Abstract

Silver diamine fluoride (SDF) is commonly used to arrest caries lesions, especially in early childhood caries. Recently, it was suggested that SDF can be combined with potassium iodide (KI) to minimize the discoloration of demineralized dentine associated with SDF application. However, the antibacterial efficacy of SDF alone or combined with KI on in-situ biofilm is unknown. Hence, we compared the anti-plaque biofilm efficacy of two different commercially available SDF solutions, with or without KI, using an in-situ biofilm, analysed using viability real-time PCR with propidium monoazide (PMA). Appliance-borne in-situ biofilm samples (n = 90) were grown for a period of 6 h in five healthy subjects who repeated the experiment on three separate occasions, using a validated, novel, intraoral device. The relative anti-biofilm efficacy of two SDF formulations; 38.0% Topamine (SDFT) and 31.3%, Riva Star (SDFR), KI alone, and KI in combination with SDFR (SDFR+KI) was compared. The experiments were performed by applying an optimized volume of the agents onto the biofilm for 1min, mimicking the standard clinical procedure. Afterwards the viability of the residual biofilm bacteria was quantified using viability real-time PCR with PMA, then the percentage of viable from total bacteria was calculated. Both SDF formulations (SDFT and SDFR) exhibited potent antibacterial activities against the in-situ biofilm; however, there was non-significant difference in their efficacy. KI alone did not demonstrate any antibacterial effect, and there was non-significant difference in the antibacterial efficacy of SDF alone compared to SDF with KI, (SDFT v SDFR/KI).
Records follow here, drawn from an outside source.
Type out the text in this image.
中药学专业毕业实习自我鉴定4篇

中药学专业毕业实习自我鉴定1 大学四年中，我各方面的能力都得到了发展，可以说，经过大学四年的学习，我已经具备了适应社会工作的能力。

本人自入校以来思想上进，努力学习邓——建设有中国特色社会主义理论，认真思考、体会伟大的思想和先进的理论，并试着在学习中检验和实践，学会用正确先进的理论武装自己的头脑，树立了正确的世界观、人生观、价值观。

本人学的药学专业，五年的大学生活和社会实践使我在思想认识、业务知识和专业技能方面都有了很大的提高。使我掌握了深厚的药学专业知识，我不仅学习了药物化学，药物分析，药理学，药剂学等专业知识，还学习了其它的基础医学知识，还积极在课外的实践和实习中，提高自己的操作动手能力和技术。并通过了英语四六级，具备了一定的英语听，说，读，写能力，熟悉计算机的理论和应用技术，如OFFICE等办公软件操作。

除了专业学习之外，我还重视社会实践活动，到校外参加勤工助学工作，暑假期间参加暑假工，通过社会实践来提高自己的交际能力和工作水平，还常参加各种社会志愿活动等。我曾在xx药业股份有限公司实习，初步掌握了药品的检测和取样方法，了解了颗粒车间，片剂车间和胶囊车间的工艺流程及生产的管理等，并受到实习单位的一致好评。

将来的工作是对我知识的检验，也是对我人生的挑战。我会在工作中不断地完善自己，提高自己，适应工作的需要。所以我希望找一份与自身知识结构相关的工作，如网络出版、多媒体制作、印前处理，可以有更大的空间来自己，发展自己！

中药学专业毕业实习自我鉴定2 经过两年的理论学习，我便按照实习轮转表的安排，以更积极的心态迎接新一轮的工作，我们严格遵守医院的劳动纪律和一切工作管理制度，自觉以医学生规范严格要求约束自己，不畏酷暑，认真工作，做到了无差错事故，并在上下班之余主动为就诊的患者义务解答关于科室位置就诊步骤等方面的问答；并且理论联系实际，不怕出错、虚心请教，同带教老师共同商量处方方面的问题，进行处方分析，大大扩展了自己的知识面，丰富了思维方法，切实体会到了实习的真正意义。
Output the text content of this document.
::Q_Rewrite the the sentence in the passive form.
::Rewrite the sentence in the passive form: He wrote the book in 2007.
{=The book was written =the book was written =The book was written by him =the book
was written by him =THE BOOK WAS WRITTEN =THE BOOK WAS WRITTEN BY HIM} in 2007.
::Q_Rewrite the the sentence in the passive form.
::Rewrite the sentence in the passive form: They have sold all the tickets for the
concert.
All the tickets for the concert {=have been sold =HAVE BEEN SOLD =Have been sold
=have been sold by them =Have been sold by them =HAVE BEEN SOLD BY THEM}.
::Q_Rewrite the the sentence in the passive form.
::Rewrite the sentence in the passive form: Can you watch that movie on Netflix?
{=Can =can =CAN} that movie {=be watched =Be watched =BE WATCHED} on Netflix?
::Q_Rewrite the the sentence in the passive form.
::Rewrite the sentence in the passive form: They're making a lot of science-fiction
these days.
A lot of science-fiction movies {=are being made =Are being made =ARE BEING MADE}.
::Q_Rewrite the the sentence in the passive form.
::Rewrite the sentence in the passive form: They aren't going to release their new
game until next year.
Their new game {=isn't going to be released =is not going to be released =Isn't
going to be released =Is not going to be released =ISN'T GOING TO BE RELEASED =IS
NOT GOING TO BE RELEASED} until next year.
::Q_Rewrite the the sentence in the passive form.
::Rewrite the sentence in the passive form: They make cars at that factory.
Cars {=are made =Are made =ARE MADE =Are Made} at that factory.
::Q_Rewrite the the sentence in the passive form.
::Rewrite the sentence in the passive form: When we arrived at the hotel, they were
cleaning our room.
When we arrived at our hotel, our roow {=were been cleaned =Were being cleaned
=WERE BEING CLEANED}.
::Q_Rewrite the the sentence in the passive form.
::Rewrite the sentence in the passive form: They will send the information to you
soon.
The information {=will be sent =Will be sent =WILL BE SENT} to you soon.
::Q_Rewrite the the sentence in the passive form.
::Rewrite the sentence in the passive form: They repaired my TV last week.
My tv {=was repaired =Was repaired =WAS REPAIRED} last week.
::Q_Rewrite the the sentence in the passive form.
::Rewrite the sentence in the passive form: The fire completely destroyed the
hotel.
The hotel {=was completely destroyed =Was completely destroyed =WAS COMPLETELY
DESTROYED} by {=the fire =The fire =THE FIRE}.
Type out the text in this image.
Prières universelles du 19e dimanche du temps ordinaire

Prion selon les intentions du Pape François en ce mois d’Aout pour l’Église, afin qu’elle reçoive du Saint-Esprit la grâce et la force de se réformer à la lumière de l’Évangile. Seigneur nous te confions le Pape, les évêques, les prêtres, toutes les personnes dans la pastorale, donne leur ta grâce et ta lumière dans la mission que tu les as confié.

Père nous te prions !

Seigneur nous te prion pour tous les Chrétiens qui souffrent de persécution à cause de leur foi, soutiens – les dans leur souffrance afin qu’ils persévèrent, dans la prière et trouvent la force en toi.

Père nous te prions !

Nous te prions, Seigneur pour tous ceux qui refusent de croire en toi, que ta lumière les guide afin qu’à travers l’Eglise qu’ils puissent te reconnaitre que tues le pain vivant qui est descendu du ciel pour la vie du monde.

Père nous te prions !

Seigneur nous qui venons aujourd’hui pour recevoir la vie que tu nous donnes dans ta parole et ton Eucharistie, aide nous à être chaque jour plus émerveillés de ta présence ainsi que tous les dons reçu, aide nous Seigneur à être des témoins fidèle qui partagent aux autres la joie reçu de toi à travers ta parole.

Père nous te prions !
Thus, we conclude that the antibacterial efficacy of SDF against plaque biofilms is not modulated by KI supplements. Viability real-time PCR with PMA was successfully used to analyze the viability of naturally grown oral biofilm; thus, the same method can be used to test the antimicrobial effect of other agents on oral biofilms in future research.

Highlights

  • Dental caries, in childhood, is a rampant, global health problem that affects millions [1]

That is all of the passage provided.